En quatrième et en cinquième année, les choses changèrent. Madame Gagnon et Madame Lacasse furent de très bonnes enseignantes, mais elles étaient «vieilles» ; nos pensées restèrent donc chastes en leur compagnie. Ce qui ne m'empêcha pas de les apprécier, notamment Madame Gagnon, qui fut une institutrice attentionnée et douce.

La fin de mon primaire se passa à Laval. Un homme m'enseigna en sixième année et, en septième, ce fut la redoutable Madame Chalifoux. D'un certain âge, maigrichonne, sèche et sévère, elle ne pouvait allumer aucune passion. D'autant plus qu'elle ne dédaignait pas la manière forte ; une retentissante gifle m'a laissé un souvenir impérissable de sa pédagogie. On avait intérêt à marcher droit...

J'ai commencé mon secondaire dans une école de garçons. Aucune femme ne nous enseignait. L'atmosphère virile qui régnait en ces lieux nous portait à adopter une attitude machiste.

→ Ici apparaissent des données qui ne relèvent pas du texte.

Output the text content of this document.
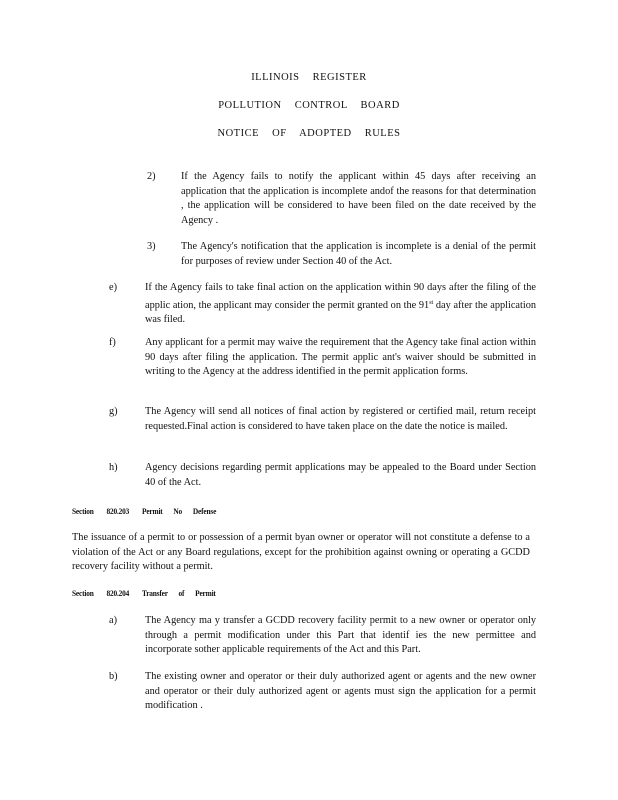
ILLINOIS REGISTER
POLLUTION CONTROL BOARD
NOTICE OF ADOPTED RULES
2) If the Agency fails to notify the applicant within 45 days after receiving an application that the application is incomplete andof the reasons for that determination , the application will be considered to have been filed on the date received by the Agency .
3) The Agency's notification that the application is incomplete is a denial of the permit for purposes of review under Section 40 of the Act.
e)	If the Agency fails to take final action on the application within 90 days after the filing of the applic ation, the applicant may consider the permit granted on the 91st day after the application was filed.
f)	Any applicant for a permit may waive the requirement that the Agency take final action within 90 days after filing the application. The permit applic ant's waiver should be submitted in writing to the Agency at the address identified in the permit application forms.
g)	The Agency will send all notices of final action by registered or certified mail, return receipt requested.Final action is considered to have taken place on the date the notice is mailed.
h)	Agency decisions regarding permit applications may be appealed to the Board under Section 40 of the Act.
Section 820.203 Permit No Defense
The issuance of a permit to or possession of a permit byan owner or operator will not constitute a defense to a violation of the Act or any Board regulations, except for the prohibition against owning or operating a GCDD recovery facility without a permit.
Section 820.204 Transfer of Permit
a)	The Agency ma y transfer a GCDD recovery facility permit to a new owner or operator only through a permit modification under this Part that identif ies the new permittee and incorporate sother applicable requirements of the Act and this Part.
b)	The existing owner and operator or their duly authorized agent or agents and the new owner and operator or their duly authorized agent or agents must sign the application for a permit modification .
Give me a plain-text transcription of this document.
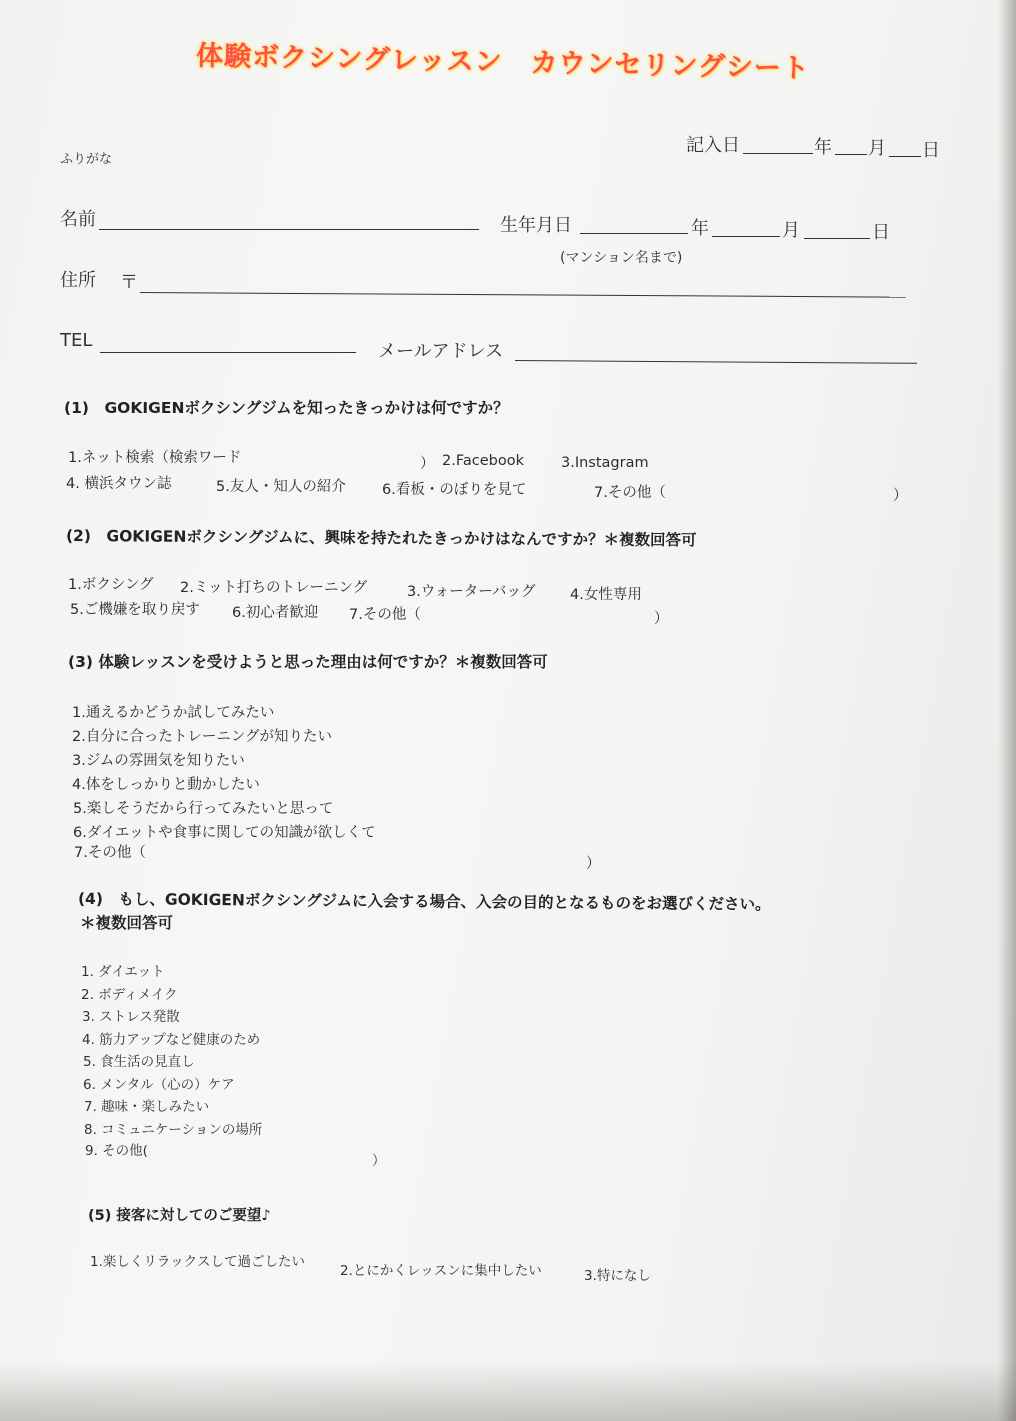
体験ボクシングレッスン　カウンセリングシート
記入日	年 月 日
ふりがな
名前	生年月日	年	月	日
(マンション名まで)
住所 〒
TEL
メールアドレス
(1)　GOKIGENボクシングジムを知ったきっかけは何ですか？
1.ネット検索（検索ワード	） 2.Facebook	3.Instagram
4. 横浜タウン誌	5.友人・知人の紹介 6.看板・のぼりを見て	7.その他（	）
(2)　GOKIGENボクシングジムに、興味を持たれたきっかけはなんですか？＊複数回答可
1.ボクシング 2.ミット打ちのトレーニング	3.ウォーターバッグ 4.女性専用
5.ご機嫌を取り戻す 6.初心者歓迎 7.その他（	）
(3) 体験レッスンを受けようと思った理由は何ですか？＊複数回答可
1.通えるかどうか試してみたい
2.自分に合ったトレーニングが知りたい
3.ジムの雰囲気を知りたい
4.体をしっかりと動かしたい
5.楽しそうだから行ってみたいと思って
6.ダイエットや食事に関しての知識が欲しくて
7.その他（
）
(4)　もし、GOKIGENボクシングジムに入会する場合、入会の目的となるものをお選びください。
＊複数回答可
1. ダイエット
2. ボディメイク
3. ストレス発散
4. 筋力アップなど健康のため
5. 食生活の見直し
6. メンタル（心の）ケア
7. 趣味・楽しみたい
8. コミュニケーションの場所
9. その他(
）
(5) 接客に対してのご要望♪
1.楽しくリラックスして過ごしたい
2.とにかくレッスンに集中したい	3.特になし
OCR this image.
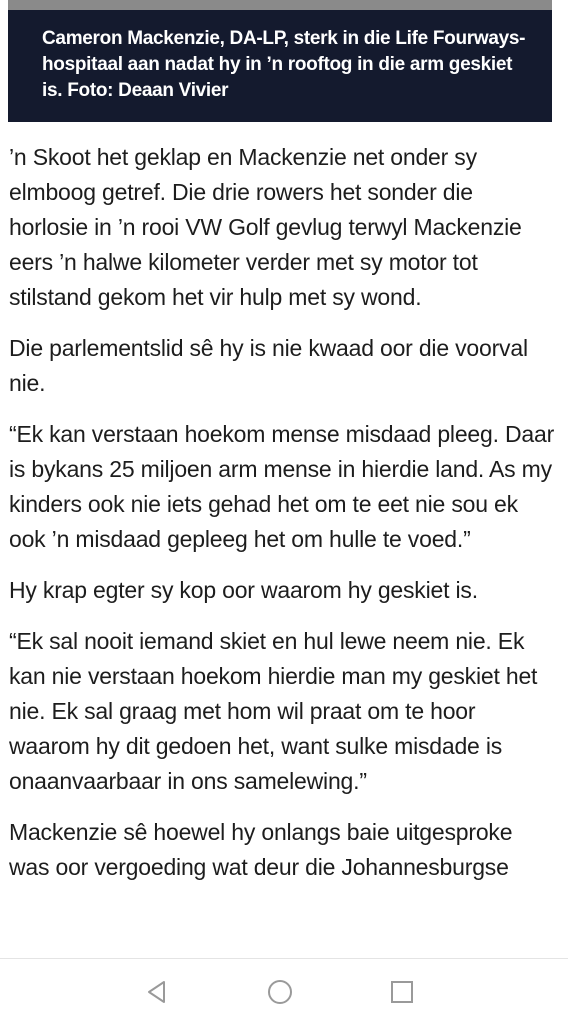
Cameron Mackenzie, DA-LP, sterk in die Life Fourways-hospitaal aan nadat hy in ’n rooftog in die arm geskiet is. Foto: Deaan Vivier

’n Skoot het geklap en Mackenzie net onder sy elmboog getref. Die drie rowers het sonder die horlosie in ’n rooi VW Golf gevlug terwyl Mackenzie eers ’n halwe kilometer verder met sy motor tot stilstand gekom het vir hulp met sy wond.

Die parlementslid sê hy is nie kwaad oor die voorval nie.

“Ek kan verstaan hoekom mense misdaad pleeg. Daar is bykans 25 miljoen arm mense in hierdie land. As my kinders ook nie iets gehad het om te eet nie sou ek ook ’n misdaad gepleeg het om hulle te voed.”

Hy krap egter sy kop oor waarom hy geskiet is.

“Ek sal nooit iemand skiet en hul lewe neem nie. Ek kan nie verstaan hoekom hierdie man my geskiet het nie. Ek sal graag met hom wil praat om te hoor waarom hy dit gedoen het, want sulke misdade is onaanvaarbaar in ons samelewing.”

Mackenzie sê hoewel hy onlangs baie uitgesproke was oor vergoeding wat deur die Johannesburgse
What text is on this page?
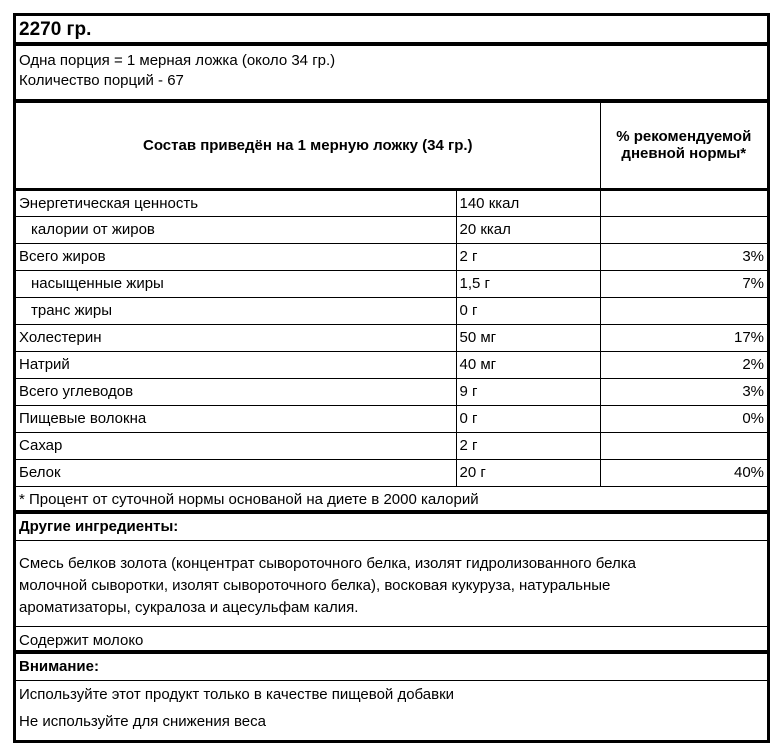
2270 гр.
Одна порция = 1 мерная ложка (около 34 гр.)
Количество порций - 67
Состав приведён на 1 мерную ложку (34 гр.)		% рекомендуемой
дневной нормы*

Энергетическая ценность	140 ккал	
калории от жиров	20 ккал	
Всего жиров	2 г	3%
насыщенные жиры	1,5 г	7%
транс жиры	0 г	
Холестерин	50 мг	17%
Натрий	40 мг	2%
Всего углеводов	9 г	3%
Пищевые волокна	0 г	0%
Сахар	2 г	
Белок	20 г	40%
* Процент от суточной нормы основаной на диете в 2000 калорий
Другие ингредиенты:
Смесь белков золота (концентрат сывороточного белка, изолят гидролизованного белка
молочной сыворотки, изолят сывороточного белка), восковая кукуруза, натуральные
ароматизаторы, сукралоза и ацесульфам калия.
Содержит молоко
Внимание:
Используйте этот продукт только в качестве пищевой добавки
Не используйте для снижения веса
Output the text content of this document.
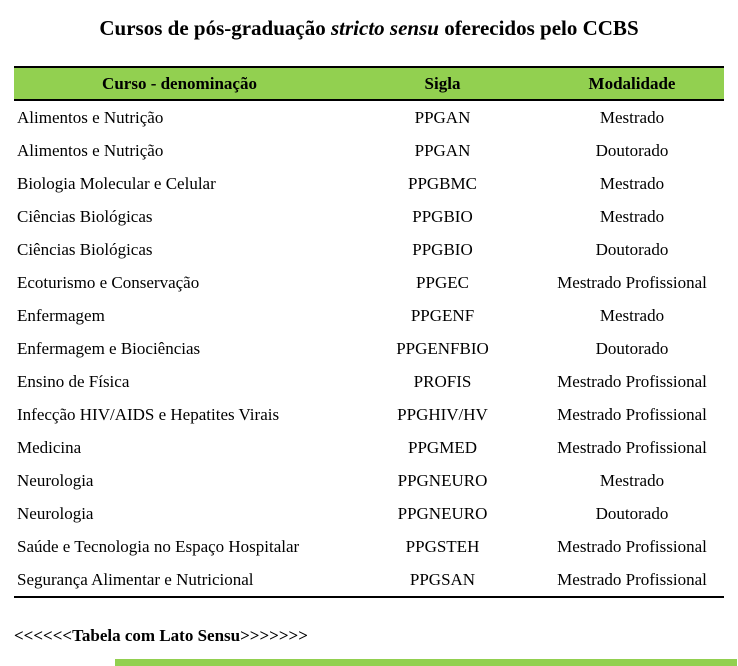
Cursos de pós-graduação stricto sensu oferecidos pelo CCBS
Curso - denominação	Sigla	Modalidade
Alimentos e Nutrição	PPGAN	Mestrado
Alimentos e Nutrição	PPGAN	Doutorado
Biologia Molecular e Celular	PPGBMC	Mestrado
Ciências Biológicas	PPGBIO	Mestrado
Ciências Biológicas	PPGBIO	Doutorado
Ecoturismo e Conservação	PPGEC	Mestrado Profissional
Enfermagem	PPGENF	Mestrado
Enfermagem e Biociências	PPGENFBIO	Doutorado
Ensino de Física	PROFIS	Mestrado Profissional
Infecção HIV/AIDS e Hepatites Virais	PPGHIV/HV	Mestrado Profissional
Medicina	PPGMED	Mestrado Profissional
Neurologia	PPGNEURO	Mestrado
Neurologia	PPGNEURO	Doutorado
Saúde e Tecnologia no Espaço Hospitalar	PPGSTEH	Mestrado Profissional
Segurança Alimentar e Nutricional	PPGSAN	Mestrado Profissional
<<<<<<Tabela com Lato Sensu>>>>>>>
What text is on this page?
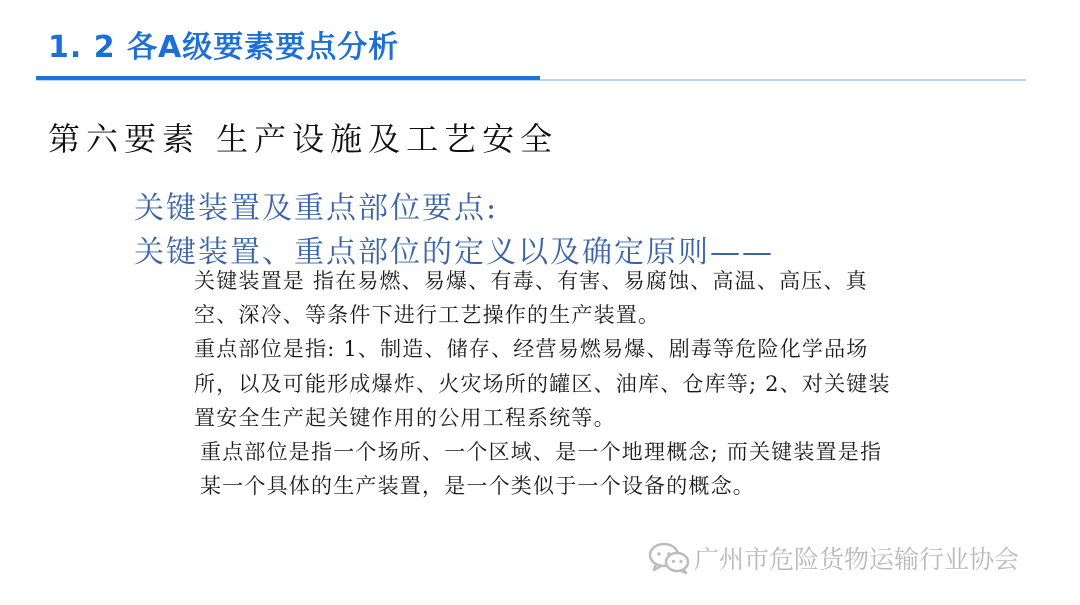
1. 2 各A级要素要点分析
第六要素 生产设施及工艺安全
关键装置及重点部位要点:
关键装置、重点部位的定义以及确定原则——

关键装置是 指在易燃、易爆、有毒、有害、易腐蚀、高温、高压、真空、深冷、等条件下进行工艺操作的生产装置。

重点部位是指: 1、制造、储存、经营易燃易爆、剧毒等危险化学品场所，以及可能形成爆炸、火灾场所的罐区、油库、仓库等; 2、对关键装置安全生产起关键作用的公用工程系统等。

重点部位是指一个场所、一个区域、是一个地理概念; 而关键装置是指某一个具体的生产装置，是一个类似于一个设备的概念。

广州市危险货物运输行业协会
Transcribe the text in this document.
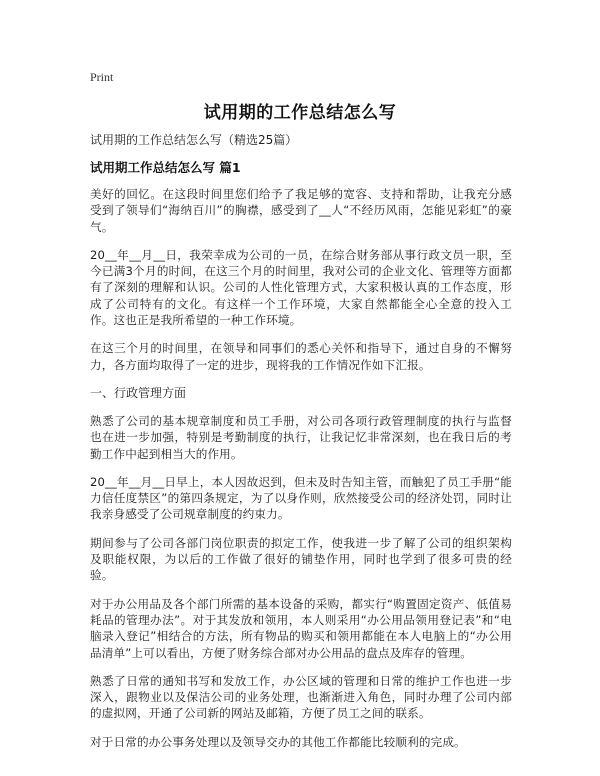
Print
试用期的工作总结怎么写

试用期的工作总结怎么写（精选25篇）

试用期工作总结怎么写 篇1

美好的回忆。在这段时间里您们给予了我足够的宽容、支持和帮助，让我充分感受到了领导们“海纳百川”的胸襟，感受到了__人“不经历风雨，怎能见彩虹”的豪气。

20__年__月__日，我荣幸成为公司的一员，在综合财务部从事行政文员一职，至今已满3个月的时间，在这三个月的时间里，我对公司的企业文化、管理等方面都有了深刻的理解和认识。公司的人性化管理方式，大家积极认真的工作态度，形成了公司特有的文化。有这样一个工作环境，大家自然都能全心全意的投入工作。这也正是我所希望的一种工作环境。

在这三个月的时间里，在领导和同事们的悉心关怀和指导下，通过自身的不懈努力，各方面均取得了一定的进步，现将我的工作情况作如下汇报。

一、行政管理方面

熟悉了公司的基本规章制度和员工手册，对公司各项行政管理制度的执行与监督也在进一步加强，特别是考勤制度的执行，让我记忆非常深刻，也在我日后的考勤工作中起到相当大的作用。

20__年__月__日早上，本人因故迟到，但未及时告知主管，而触犯了员工手册“能力信任度禁区”的第四条规定，为了以身作则，欣然接受公司的经济处罚，同时让我亲身感受了公司规章制度的约束力。

期间参与了公司各部门岗位职责的拟定工作，使我进一步了解了公司的组织架构及职能权限，为以后的工作做了很好的铺垫作用，同时也学到了很多可贵的经验。

对于办公用品及各个部门所需的基本设备的采购，都实行“购置固定资产、低值易耗品的管理办法”。对于其发放和领用，本人则采用“办公用品领用登记表”和“电脑录入登记”相结合的方法，所有物品的购买和领用都能在本人电脑上的“办公用品清单”上可以看出，方便了财务综合部对办公用品的盘点及库存的管理。

熟悉了日常的通知书写和发放工作，办公区域的管理和日常的维护工作也进一步深入，跟物业以及保洁公司的业务处理，也渐渐进入角色，同时办理了公司内部的虚拟网，开通了公司新的网站及邮箱，方便了员工之间的联系。

对于日常的办公事务处理以及领导交办的其他工作都能比较顺利的完成。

Il était davantage question de chamailleries, de bagarres et de coups pendables que d'évocations romantiques. Nul n'aurait osé montrer un côté fleur bleue qui l'aurait ridiculisé à jamais. Bien sûr, les filles nous intéressaient, mais une espèce de code d'honneur nous interdisait d'en parler autrement qu'en employant des mots bien peu flatteurs. Ce fut le règne des mille euphémismes disgracieux qu'on utilisait alors pour désigner ces créatures qui titillaient nos sens.

Puis, en 1969, l'ère des polyvalentes arriva. Époque bénie, bien sûr ! Des filles par centaines, de quoi allumer tout adolescent normalement constitué. Comme elles m'ont fait rêver, ces demoiselles ! Plusieurs m'ont laissé de délicieux souvenirs. Quant aux enseignantes, je n'en garde que de vagues réminiscences. Il y a bien eu une enseignante en arts plastiques que je courtisais stupidement. Je crois que ça l'amusait. Mes efforts prétentieux ne m'ont pas permis de jouir des faveurs de la belle, mais au moins m'autorisaient-ils à faire à peu près ce que je voulais dans ce cours où je n'étais pas très souvent présent. Et cette autre, qui nous enseignait la musique, toute jeune, tout embarrassée par ces grands garçons qui la reluquaient sans retenue aucune. Il lui en a fallu du courage pour nous affronter. Elle m'a tout de même appris à lire la musique, ce qui n'était pas un mince exploit compte tenu de mon manque d'assiduité. Il y a eu aussi cette prof d'histoire, au Mont-de-La Salle. Je frôlais alors les dix-huit ans, âge vénérable qui me faisait l'aîné de la classe. Aux oeillades que nous échangions, il était clair que les choses pouvaient évoluer en une direction qui promettait de bien charmants plaisirs. Malheureusement, j'ai quitté l'école en milieu d'année et jamais je n'ai pu concrétiser mes désirs.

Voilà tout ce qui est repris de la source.